Roland Bourgeois Jr. died just days after being sentenced to 10 years in prison for the racist attack in New Orleans.

A white Louisiana man who shot three black men in a racist attack in the wake of Hurricane Katrina has died just days after he was sentenced to 10 years in prison.

Roland Bourgeois Jr., 56, whose legal battle over the 2005 shootings had been dragged out over concerns about his health, likely died last week from natural causes, according to officials, though an investigation remains ongoing, the Plaquemines Parish Coroner’s Office told HuffPost.

“The cause and the manner are still pending,” the office’s chief investigator, Charles Guey, told HuffPost, adding that the autopsy’s full results are expected to take anywhere from four to six weeks.

Roland Bourgeois Jr., 56, died less than a week after being sentenced to 10 years in prison for shooting three black men in New Orleans.
Roland Bourgeois Jr., 56, died less than a week after being sentenced to 10 years in prison for shooting three black men in New Orleans.

Bourgeois was taken to a hospital after staff found him unresponsive at the Plaquemines Parish jail, the New Orleans Advocate reported. His death on Feb. 19 came just five days after he was sentenced for federal charges of committing a hate crime and illegal use of a weapon as part of a plea deal.

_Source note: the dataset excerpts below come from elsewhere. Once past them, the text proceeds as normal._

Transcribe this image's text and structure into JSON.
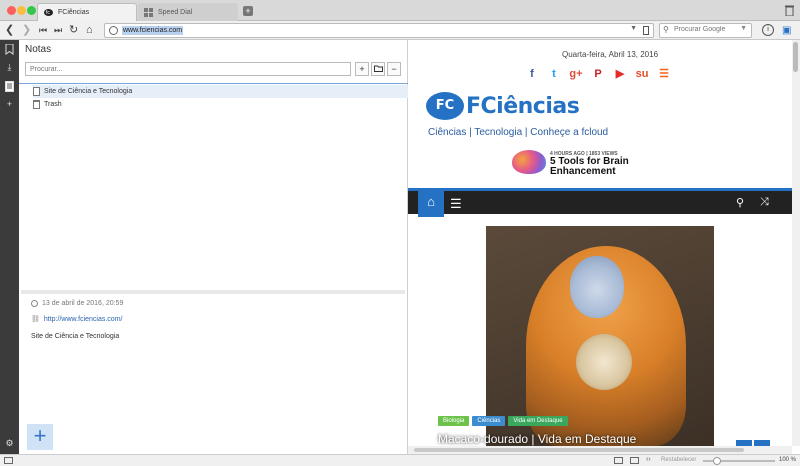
{
  "tabs": [
    {
      "label": "FCiências",
      "active": true
    },
    {
      "label": "Speed Dial",
      "active": false
    }
  ],
  "newtab_label": "+",
  "address": {
    "url": "www.fciencias.com",
    "search_placeholder": "Procurar Google"
  },
  "notes": {
    "title": "Notas",
    "search_placeholder": "Procurar...",
    "tools": [
      "+",
      "folder",
      "−"
    ],
    "items": [
      {
        "label": "Site de Ciência e Tecnologia",
        "type": "note",
        "selected": true
      },
      {
        "label": "Trash",
        "type": "trash",
        "selected": false
      }
    ],
    "detail": {
      "date": "13 de abril de 2016, 20:59",
      "link": "http://www.fciencias.com/",
      "text": "Site de Ciência e Tecnologia"
    },
    "add_label": "+"
  },
  "web": {
    "date": "Quarta-feira, Abril 13, 2016",
    "social": [
      {
        "icon": "facebook-icon",
        "glyph": "f",
        "color": "#3b5998"
      },
      {
        "icon": "twitter-icon",
        "glyph": "t",
        "color": "#1da1f2"
      },
      {
        "icon": "googleplus-icon",
        "glyph": "g+",
        "color": "#dd4b39"
      },
      {
        "icon": "pinterest-icon",
        "glyph": "P",
        "color": "#cb2027"
      },
      {
        "icon": "youtube-icon",
        "glyph": "▶",
        "color": "#e52d27"
      },
      {
        "icon": "stumbleupon-icon",
        "glyph": "su",
        "color": "#eb4924"
      },
      {
        "icon": "rss-icon",
        "glyph": "☰",
        "color": "#f26522"
      }
    ],
    "logo_badge": "FC",
    "logo_text": "FCiências",
    "tagline": "Ciências | Tecnologia | Conheçe a fcloud",
    "promo_meta": "4 HOURS AGO | 1853 VIEWS",
    "promo_title_line1": "5 Tools for Brain",
    "promo_title_line2": "Enhancement",
    "hero_tags": [
      {
        "label": "Biologia",
        "color": "#6cc24a"
      },
      {
        "label": "Ciências",
        "color": "#3c8dcf"
      },
      {
        "label": "Vida em Destaque",
        "color": "#3aa85c"
      }
    ],
    "hero_caption": "Macaco-dourado | Vida em Destaque"
  },
  "status": {
    "reset_label": "Restabelecer",
    "zoom": "100 %",
    "zoom_level": 0.2
  }
}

Bourgeois was charged in 2010 for shooting the men after they entered the Algiers Point neighborhood in New Orleans on Sept. 1, 2005. It was three days after the city’s levees broke, flooding most of the city.

The victims, one of whom was gravely wounded in the shooting, were attempting to reach a ferry landing that state and federal agencies had turned into an evacuation site when they were shot by Bourgeois. Charges filed against him noted that Bourgeois had hurled racial epithets before the attack and told one neighbor: “Anything coming up this street darker than a brown paper bag is getting shot.”

His trial’s conclusion was said to resolve the last of the Katrina-era civil rights abuse cases.